I've got a data set, which in the beginning behaves like a straight line, but later it deviates.

I would like to determine when the straight behavior ends. To do so I would like to stepwise include more and more data, while I watch the fit quality. If it "goes bad" the straight behavior ends.
In order to do that I need a measure which tells me my fit quality independent of the size of the data set.
The residual grows with the data set:$R := \sum [ y_i - f(x_i) ]^2$, so I considered $\frac{R}{n}$, where n is the size of the data set, but in real life the vale grows with the size as well, even tough I always redo the fit if I include more points. I don't quite understand why. Here are my questions:
Why does $\frac{R}{n}$ grow with the size?
Is there an expression, which grades my fit quality independent of the size of the data set?
Further detail: as a residual I use the value numpy.polyfit() returns
Edit: It turns out $\frac{R}{n}$ does not grow, at least not on a significant scale. My problem is a ripped piece of paper. It has a straight edge and as some point the rip starts. This is the outline of my example piece:
This is how $\frac{R}{n}$ grow with n:
and these are some sections for different n:

It turns out I hadn't fully understood what I did yesterday. $\frac{R}{n}$ seems to be a good Indicator
Whether $\frac{R}{n}$ grows with $n$ or not will depend on the dataset you have. In this case I would expect it to only start to grow significantly with $n$ when you start adding points that do not fit well with a linear curve. This is however what you want as this will allow you to find where the linear fit is good or not. It is hard to judge your case without more information (can you add a plot?), but I did a small numerical experiment to see how $\frac{R}{n}$ evolves with $n$ for a case that looks similar to your drawing.
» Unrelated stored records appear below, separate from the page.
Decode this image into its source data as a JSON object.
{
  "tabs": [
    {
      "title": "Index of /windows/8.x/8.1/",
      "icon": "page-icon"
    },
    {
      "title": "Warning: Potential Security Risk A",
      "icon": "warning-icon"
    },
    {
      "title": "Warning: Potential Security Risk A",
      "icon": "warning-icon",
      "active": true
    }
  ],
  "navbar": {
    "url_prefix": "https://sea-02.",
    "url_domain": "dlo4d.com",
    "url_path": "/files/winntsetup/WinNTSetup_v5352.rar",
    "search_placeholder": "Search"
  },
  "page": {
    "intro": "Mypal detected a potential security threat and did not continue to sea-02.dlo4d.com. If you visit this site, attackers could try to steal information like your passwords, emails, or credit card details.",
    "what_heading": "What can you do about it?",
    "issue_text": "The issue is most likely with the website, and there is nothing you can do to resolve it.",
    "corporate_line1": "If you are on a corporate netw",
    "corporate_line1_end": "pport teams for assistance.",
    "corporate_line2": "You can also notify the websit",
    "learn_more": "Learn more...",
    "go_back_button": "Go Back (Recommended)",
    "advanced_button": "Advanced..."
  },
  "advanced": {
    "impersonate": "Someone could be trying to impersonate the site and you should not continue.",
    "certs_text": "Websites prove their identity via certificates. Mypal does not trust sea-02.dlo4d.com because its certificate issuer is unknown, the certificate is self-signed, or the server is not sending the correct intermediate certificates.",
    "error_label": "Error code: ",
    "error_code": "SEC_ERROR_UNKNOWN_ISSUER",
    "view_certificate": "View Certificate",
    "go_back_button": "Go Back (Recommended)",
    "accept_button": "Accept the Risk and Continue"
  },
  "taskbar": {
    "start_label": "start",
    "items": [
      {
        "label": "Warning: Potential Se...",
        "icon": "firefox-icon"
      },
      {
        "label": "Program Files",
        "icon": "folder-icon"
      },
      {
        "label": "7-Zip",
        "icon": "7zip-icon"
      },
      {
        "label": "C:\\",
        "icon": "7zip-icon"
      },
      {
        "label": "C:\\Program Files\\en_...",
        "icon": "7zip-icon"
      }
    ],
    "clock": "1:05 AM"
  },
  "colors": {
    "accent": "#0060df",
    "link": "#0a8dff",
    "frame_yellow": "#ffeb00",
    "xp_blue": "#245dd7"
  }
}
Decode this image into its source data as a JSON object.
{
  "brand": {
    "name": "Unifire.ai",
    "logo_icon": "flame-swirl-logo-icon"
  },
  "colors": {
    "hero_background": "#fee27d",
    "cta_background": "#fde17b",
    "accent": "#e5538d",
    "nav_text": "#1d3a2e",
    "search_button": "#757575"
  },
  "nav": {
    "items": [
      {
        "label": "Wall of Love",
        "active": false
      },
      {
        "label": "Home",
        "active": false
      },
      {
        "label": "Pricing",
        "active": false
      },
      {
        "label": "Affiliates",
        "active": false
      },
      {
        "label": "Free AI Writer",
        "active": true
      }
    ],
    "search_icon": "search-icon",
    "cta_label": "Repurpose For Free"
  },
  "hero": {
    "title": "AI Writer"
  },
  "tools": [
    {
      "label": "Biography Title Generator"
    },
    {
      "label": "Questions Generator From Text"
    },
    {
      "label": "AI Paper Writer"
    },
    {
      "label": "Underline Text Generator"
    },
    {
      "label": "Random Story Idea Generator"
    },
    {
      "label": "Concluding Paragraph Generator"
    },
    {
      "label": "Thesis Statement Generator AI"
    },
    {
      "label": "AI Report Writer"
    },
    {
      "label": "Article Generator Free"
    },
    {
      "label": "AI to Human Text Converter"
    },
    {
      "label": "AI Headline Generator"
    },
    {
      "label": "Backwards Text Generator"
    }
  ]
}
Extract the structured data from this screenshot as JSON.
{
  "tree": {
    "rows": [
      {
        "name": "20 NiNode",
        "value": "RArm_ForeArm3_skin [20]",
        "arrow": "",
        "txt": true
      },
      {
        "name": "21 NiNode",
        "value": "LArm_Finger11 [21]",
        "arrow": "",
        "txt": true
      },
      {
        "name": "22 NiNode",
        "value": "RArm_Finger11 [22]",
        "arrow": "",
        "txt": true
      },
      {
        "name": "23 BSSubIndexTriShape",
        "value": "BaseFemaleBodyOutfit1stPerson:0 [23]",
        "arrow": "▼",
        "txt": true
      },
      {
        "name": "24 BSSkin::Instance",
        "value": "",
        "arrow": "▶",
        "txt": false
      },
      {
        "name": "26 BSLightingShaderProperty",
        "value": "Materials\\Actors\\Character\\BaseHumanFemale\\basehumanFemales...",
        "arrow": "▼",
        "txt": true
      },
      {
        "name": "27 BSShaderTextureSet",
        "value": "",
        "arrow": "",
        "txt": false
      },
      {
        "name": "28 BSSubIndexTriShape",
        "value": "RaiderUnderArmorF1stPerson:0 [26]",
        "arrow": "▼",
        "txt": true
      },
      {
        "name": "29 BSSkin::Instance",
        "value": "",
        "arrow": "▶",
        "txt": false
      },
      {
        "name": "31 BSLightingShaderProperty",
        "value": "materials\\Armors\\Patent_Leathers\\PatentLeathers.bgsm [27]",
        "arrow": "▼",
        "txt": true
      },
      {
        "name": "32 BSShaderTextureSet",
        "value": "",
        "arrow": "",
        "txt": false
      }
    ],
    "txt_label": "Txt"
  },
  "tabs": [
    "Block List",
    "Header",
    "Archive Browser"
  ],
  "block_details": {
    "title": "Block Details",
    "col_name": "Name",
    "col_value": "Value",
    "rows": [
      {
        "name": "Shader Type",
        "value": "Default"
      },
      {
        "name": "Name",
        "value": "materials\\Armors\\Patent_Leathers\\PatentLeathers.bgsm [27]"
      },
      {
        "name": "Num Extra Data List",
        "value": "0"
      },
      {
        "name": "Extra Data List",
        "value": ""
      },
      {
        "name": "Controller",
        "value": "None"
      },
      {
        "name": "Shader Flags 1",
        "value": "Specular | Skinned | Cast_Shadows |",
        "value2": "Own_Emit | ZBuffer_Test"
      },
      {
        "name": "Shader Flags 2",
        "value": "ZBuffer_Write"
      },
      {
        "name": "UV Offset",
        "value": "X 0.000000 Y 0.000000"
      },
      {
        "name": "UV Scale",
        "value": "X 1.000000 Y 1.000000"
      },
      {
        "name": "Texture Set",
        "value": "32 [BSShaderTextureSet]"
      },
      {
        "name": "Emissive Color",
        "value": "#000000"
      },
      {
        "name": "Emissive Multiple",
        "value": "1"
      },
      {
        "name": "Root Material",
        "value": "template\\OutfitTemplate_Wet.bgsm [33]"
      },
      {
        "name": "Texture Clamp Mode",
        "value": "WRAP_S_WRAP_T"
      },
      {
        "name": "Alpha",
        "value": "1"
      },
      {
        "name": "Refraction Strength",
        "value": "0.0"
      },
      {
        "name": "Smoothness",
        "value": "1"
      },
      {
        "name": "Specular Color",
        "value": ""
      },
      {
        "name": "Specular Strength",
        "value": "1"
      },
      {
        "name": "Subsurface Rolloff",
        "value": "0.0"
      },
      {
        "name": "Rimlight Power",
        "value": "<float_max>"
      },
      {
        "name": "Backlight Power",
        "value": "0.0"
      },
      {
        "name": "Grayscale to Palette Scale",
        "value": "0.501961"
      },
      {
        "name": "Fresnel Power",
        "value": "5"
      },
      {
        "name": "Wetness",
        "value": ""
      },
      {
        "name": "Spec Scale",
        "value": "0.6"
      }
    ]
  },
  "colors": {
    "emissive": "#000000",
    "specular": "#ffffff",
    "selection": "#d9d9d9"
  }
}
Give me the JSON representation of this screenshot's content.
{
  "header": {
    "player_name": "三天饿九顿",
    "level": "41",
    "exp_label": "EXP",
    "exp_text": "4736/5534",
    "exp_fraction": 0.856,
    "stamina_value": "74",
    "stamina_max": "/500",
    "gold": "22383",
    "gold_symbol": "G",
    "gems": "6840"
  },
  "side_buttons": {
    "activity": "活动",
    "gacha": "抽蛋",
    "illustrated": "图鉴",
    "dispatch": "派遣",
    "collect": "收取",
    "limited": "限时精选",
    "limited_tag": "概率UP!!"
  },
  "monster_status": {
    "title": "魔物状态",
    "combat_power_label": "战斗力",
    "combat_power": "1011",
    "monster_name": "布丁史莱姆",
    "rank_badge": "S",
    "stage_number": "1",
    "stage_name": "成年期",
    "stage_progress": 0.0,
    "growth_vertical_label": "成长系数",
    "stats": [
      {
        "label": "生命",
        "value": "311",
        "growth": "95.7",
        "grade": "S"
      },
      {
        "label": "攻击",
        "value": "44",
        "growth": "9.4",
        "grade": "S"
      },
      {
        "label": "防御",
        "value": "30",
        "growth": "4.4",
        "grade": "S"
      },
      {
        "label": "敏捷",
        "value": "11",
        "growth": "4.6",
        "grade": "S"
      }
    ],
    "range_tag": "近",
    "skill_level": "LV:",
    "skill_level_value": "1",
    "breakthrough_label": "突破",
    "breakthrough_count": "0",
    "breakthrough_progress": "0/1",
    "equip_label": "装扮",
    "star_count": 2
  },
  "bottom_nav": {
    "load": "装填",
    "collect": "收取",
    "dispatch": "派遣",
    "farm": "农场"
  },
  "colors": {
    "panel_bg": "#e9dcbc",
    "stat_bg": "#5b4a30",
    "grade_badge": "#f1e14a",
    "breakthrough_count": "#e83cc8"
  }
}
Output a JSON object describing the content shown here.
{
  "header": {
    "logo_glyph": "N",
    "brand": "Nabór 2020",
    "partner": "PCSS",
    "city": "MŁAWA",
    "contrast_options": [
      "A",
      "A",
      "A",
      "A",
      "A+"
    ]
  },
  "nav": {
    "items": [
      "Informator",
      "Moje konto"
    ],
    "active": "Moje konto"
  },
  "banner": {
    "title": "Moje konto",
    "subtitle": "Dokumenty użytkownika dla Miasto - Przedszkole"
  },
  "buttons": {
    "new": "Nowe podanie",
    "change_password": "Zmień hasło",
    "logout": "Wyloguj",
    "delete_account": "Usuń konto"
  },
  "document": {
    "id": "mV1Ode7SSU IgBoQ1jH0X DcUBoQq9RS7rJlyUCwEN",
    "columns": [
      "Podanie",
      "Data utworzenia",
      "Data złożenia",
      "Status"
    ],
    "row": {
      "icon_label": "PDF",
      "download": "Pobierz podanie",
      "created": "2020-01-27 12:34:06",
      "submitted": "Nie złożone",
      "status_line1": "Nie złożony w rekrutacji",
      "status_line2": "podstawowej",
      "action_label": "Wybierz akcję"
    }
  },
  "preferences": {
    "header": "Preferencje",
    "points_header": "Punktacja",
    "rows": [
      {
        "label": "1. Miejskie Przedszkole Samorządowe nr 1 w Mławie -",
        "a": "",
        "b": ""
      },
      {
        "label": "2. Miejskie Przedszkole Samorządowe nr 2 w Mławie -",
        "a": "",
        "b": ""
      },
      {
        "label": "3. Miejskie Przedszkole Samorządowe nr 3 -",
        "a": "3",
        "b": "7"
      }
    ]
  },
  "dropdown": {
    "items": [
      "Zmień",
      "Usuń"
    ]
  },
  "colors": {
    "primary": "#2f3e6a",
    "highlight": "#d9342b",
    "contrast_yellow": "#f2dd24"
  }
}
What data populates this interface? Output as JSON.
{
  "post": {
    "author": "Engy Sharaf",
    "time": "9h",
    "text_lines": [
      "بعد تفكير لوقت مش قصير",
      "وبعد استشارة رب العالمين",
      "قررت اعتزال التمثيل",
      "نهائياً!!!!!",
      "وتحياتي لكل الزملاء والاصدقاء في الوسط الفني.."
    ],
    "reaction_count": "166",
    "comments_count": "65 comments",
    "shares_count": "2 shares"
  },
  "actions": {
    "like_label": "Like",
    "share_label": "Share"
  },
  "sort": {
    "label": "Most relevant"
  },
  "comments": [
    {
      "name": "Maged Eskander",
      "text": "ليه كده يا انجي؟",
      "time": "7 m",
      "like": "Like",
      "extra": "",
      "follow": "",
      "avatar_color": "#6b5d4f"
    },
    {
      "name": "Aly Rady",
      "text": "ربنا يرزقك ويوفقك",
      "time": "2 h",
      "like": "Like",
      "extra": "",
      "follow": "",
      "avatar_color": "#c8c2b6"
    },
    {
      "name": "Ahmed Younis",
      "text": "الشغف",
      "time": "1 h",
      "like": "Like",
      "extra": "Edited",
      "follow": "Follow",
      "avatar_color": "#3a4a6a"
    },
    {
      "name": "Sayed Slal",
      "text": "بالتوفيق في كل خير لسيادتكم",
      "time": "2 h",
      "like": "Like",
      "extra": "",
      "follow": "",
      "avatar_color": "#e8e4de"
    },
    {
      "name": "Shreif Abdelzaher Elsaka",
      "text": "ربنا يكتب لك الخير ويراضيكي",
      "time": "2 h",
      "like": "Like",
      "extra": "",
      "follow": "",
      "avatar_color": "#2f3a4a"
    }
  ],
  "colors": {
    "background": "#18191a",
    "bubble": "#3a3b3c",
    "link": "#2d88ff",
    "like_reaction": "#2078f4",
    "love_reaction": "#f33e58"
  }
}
I generated some data using the function $$y = \left\{\matrix{x & x < 1\\\frac{x}{10} & x> 1}\right. + \text{random-noise}$$
A plot is given below (blue is the data, purple depicts $y=x$)
I did a linear least-square fit using only the first $n$ data-points and calculated $\frac{R}{n} \equiv \frac{1}{n}\sum_{i=1}^n(a(n)x_i + b(n)-y_i)^2$. The result is given below as a function of $x$ to allow comparison with the plot above.
In this (idealized) test case we see that $\frac{R}{n}$ do not grow as long as we are in the regime where the linear fit is good, but as soon as we start adding data that do not fit well with a linear curve we get a sudden increase in $\frac{R}{n}$.